I interviewed AMD CTO Mark Papermaster two weeks ago in Antwerp, Belgium. He told me that we would “see high-performance cores mixed with power-efficient cores mixed with acceleration” in future AMD client [consumer] processors, signaling that, like Intel before it, AMD would adopt a hybrid CPU execution core design in the future. That wasn’t too surprising – we saw the first signs of two different CPU core types in AMD’s software manuals months ago. Besides, AMD is already laying the foundation with its coming EPYC Bergamo chips with dense Zen 4c cores akin to efficiency cores.
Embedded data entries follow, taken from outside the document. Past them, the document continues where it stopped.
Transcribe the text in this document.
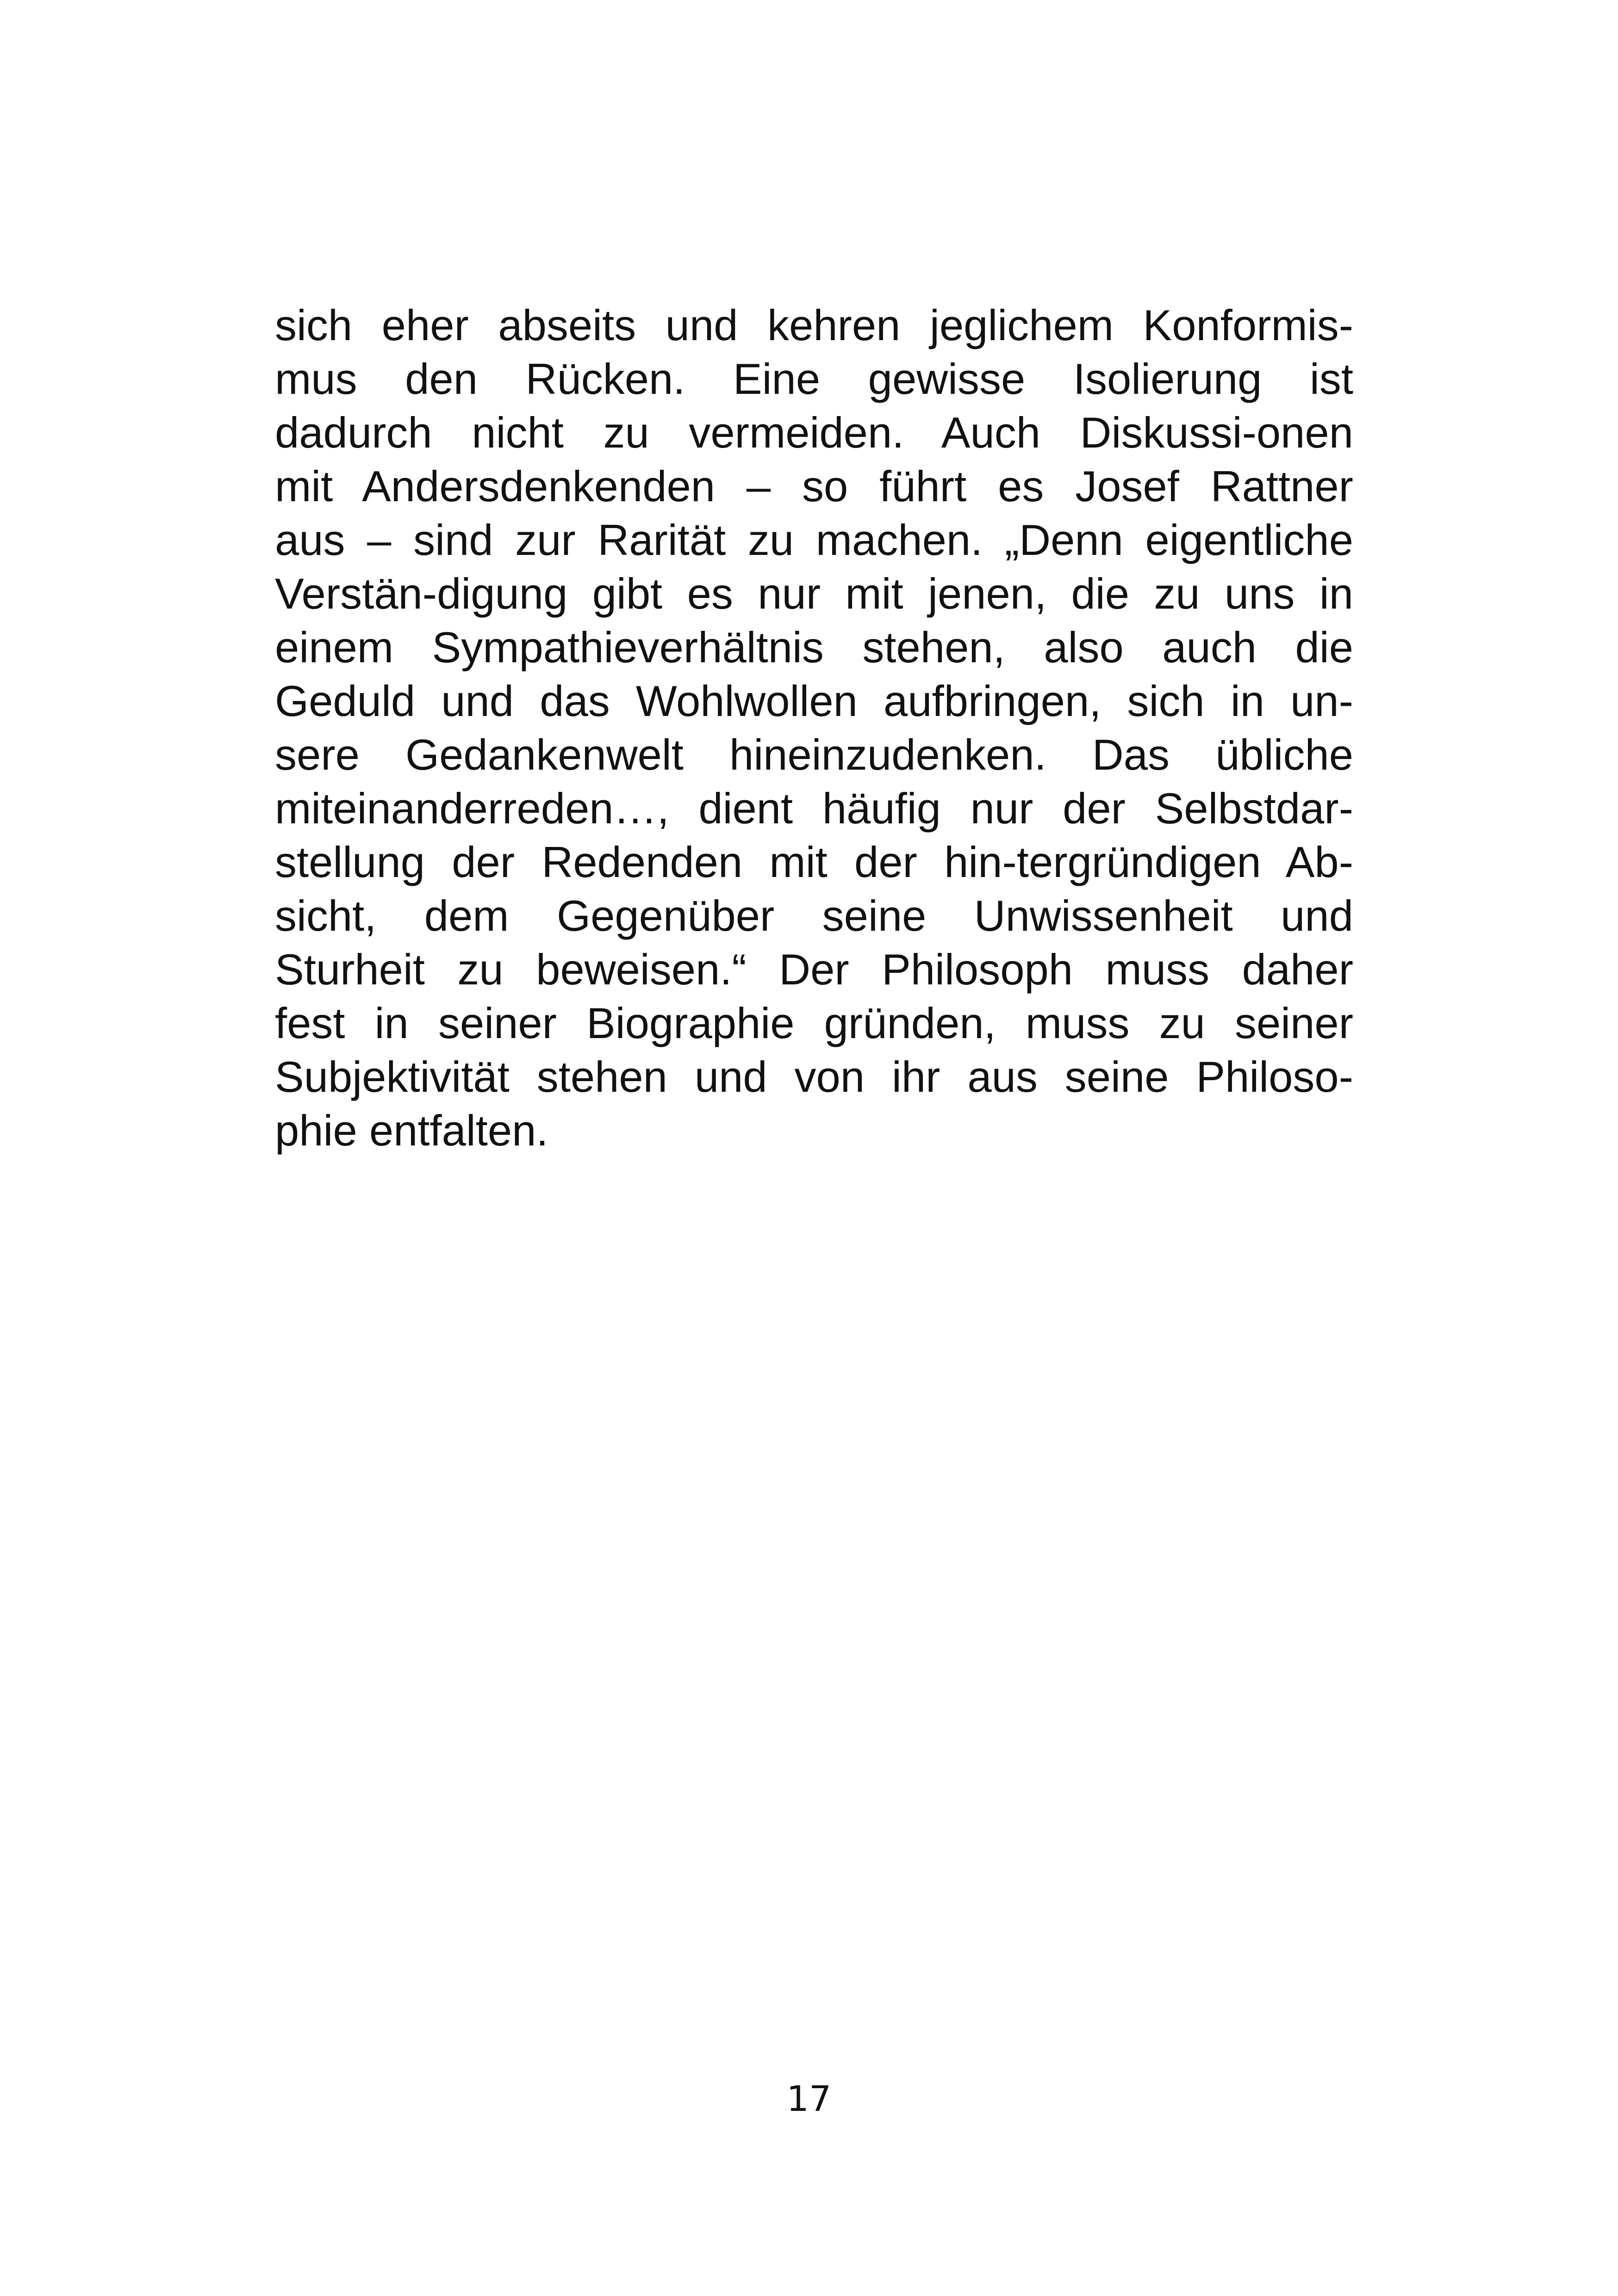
sich eher abseits und kehren jeglichem Konformis-
mus den Rücken. Eine gewisse Isolierung ist
dadurch nicht zu vermeiden. Auch Diskussi-onen
mit Andersdenkenden – so führt es Josef Rattner
aus – sind zur Rarität zu machen. „Denn eigentliche
Verstän-digung gibt es nur mit jenen, die zu uns in
einem Sympathieverhältnis stehen, also auch die
Geduld und das Wohlwollen aufbringen, sich in un-
sere Gedankenwelt hineinzudenken. Das übliche
miteinanderreden…, dient häufig nur der Selbstdar-
stellung der Redenden mit der hin-tergründigen Ab-
sicht, dem Gegenüber seine Unwissenheit und
Sturheit zu beweisen.“ Der Philosoph muss daher
fest in seiner Biographie gründen, muss zu seiner
Subjektivität stehen und von ihr aus seine Philoso-
phie entfalten.
17
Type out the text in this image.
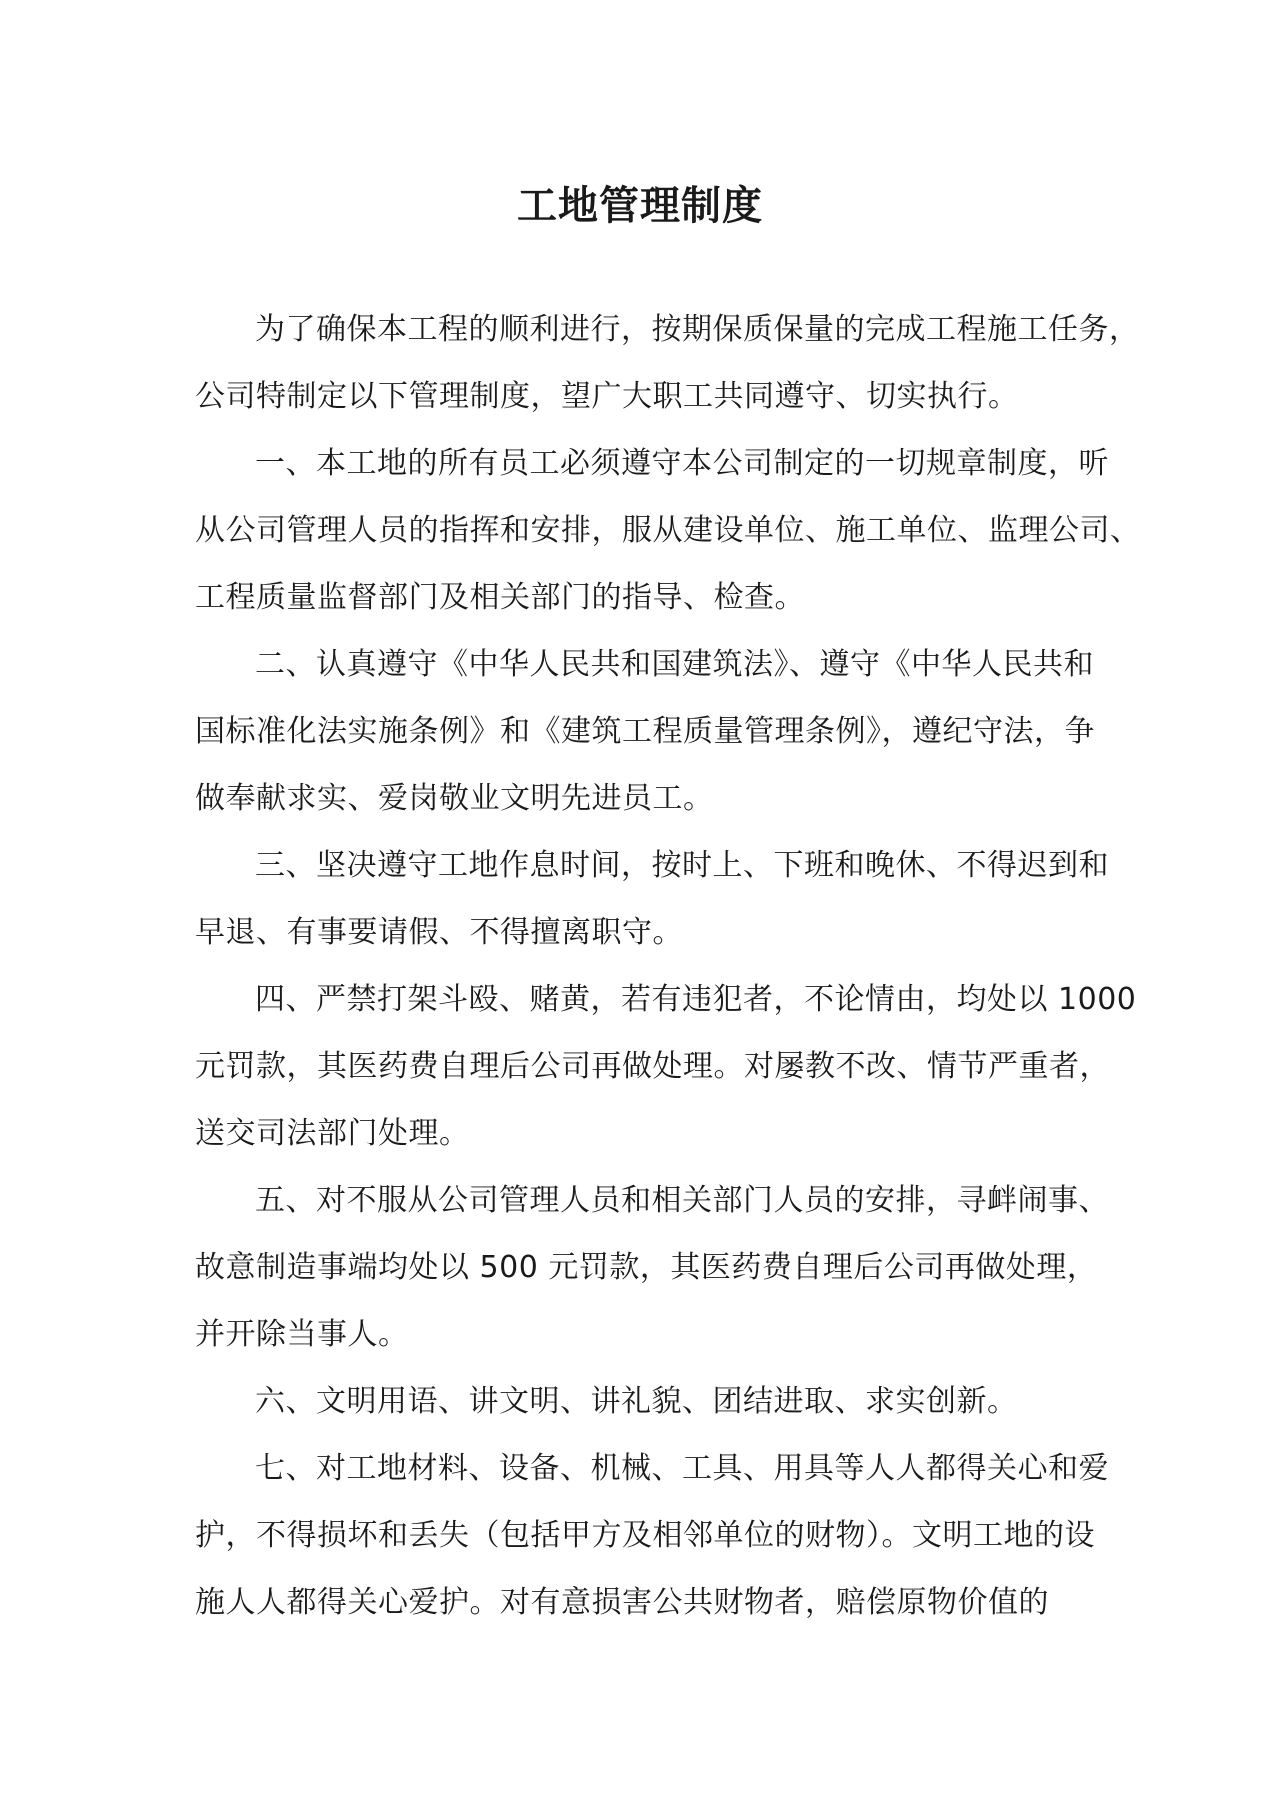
工地管理制度
为了确保本工程的顺利进行，按期保质保量的完成工程施工任务，
公司特制定以下管理制度，望广大职工共同遵守、切实执行。
一、本工地的所有员工必须遵守本公司制定的一切规章制度，听
从公司管理人员的指挥和安排，服从建设单位、施工单位、监理公司、
工程质量监督部门及相关部门的指导、检查。
二、认真遵守《中华人民共和国建筑法》、遵守《中华人民共和
国标准化法实施条例》和《建筑工程质量管理条例》，遵纪守法，争
做奉献求实、爱岗敬业文明先进员工。
三、坚决遵守工地作息时间，按时上、下班和晚休、不得迟到和
早退、有事要请假、不得擅离职守。
四、严禁打架斗殴、赌黄，若有违犯者，不论情由，均处以 1000
元罚款，其医药费自理后公司再做处理。对屡教不改、情节严重者，
送交司法部门处理。
五、对不服从公司管理人员和相关部门人员的安排，寻衅闹事、
故意制造事端均处以 500 元罚款，其医药费自理后公司再做处理，
并开除当事人。
六、文明用语、讲文明、讲礼貌、团结进取、求实创新。
七、对工地材料、设备、机械、工具、用具等人人都得关心和爱
护，不得损坏和丢失（包括甲方及相邻单位的财物）。文明工地的设
施人人都得关心爱护。对有意损害公共财物者，赔偿原物价值的
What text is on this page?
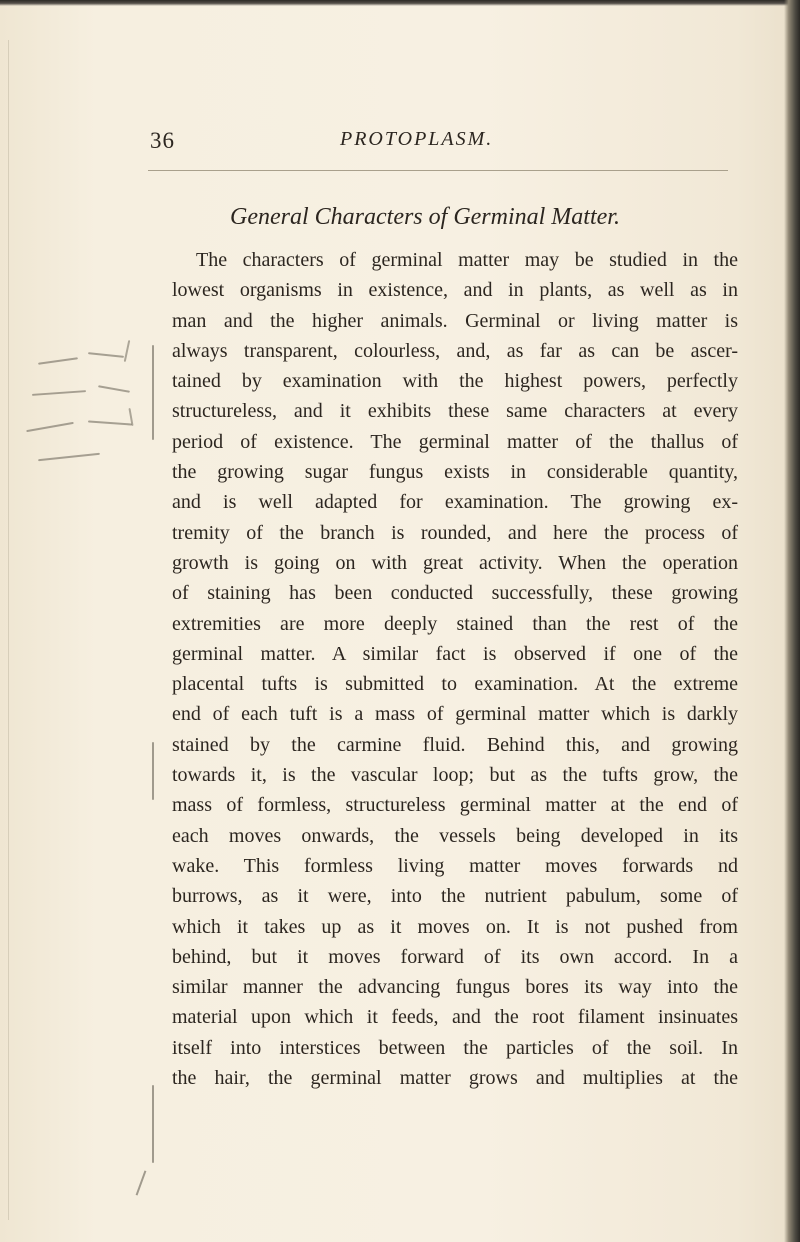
36	PROTOPLASM.
General Characters of Germinal Matter.
The characters of germinal matter may be studied in the
lowest organisms in existence, and in plants, as well as in
man and the higher animals. Germinal or living matter is
always transparent, colourless, and, as far as can be ascer-
tained by examination with the highest powers, perfectly
structureless, and it exhibits these same characters at every
period of existence. The germinal matter of the thallus of
the growing sugar fungus exists in considerable quantity,
and is well adapted for examination. The growing ex-
tremity of the branch is rounded, and here the process of
growth is going on with great activity. When the operation
of staining has been conducted successfully, these growing
extremities are more deeply stained than the rest of the
germinal matter. A similar fact is observed if one of the
placental tufts is submitted to examination. At the extreme
end of each tuft is a mass of germinal matter which is darkly
stained by the carmine fluid. Behind this, and growing
towards it, is the vascular loop; but as the tufts grow, the
mass of formless, structureless germinal matter at the end of
each moves onwards, the vessels being developed in its
wake. This formless living matter moves forwards nd
burrows, as it were, into the nutrient pabulum, some of
which it takes up as it moves on. It is not pushed from
behind, but it moves forward of its own accord. In a
similar manner the advancing fungus bores its way into the
material upon which it feeds, and the root filament insinuates
itself into interstices between the particles of the soil. In
the hair, the germinal matter grows and multiplies at the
AMD’s current Ryzen 7040 laptop chips already feature a hybrid design, but not with two different types of CPU cores. Instead, the Ryzen 7040 has just one type of CPU core paired with an in-built AI accelerator engine that operates independently of the CPU and GPU cores. This engine provides advantages for certain types of AI inference workloads, but the CPU and GPU cores are better for other types of inference. So, the trick is to direct the different AI workloads to the correct type of cores to extract the best performance and power efficiency.
Throwing separate performance and efficiency CPU cores into that mix would introduce yet another compute option for AI inference workloads, and I asked McAfee if, conceptually, it would be feasible that efficiency cores would be better for AI than a dedicated piece of silicon (the AI engine). McAfee explained that the AI engines’ strict focus on AI-specific operations would give it an efficiency advantage over any general-purpose CPU compute – even an efficiency core.
Then we shifted to discussing Intel’s hybrid chips, which have two types of cores, each with its own unique microarchitecture. That’s created interesting problems: Intel’s performance cores support AVX-512, but the smaller efficiency cores do not. That led Intel to disable AVX-512 support entirely (forcibly in the end), thus de-featuring its own chip and wasting precious die area.
I asked McAfee how AMD felt about that approach to hybrid designs.
“What I will say is this, I think the way that we think about it, the approach of two very different performance and efficiency cores with very different ISA support and IPC and capability is not necessarily the right approach,” McAfee responded. "I think it invites far more complexity around what can execute where, and as we’ve looked at different options for core design, that’s not the approach that we’re taking.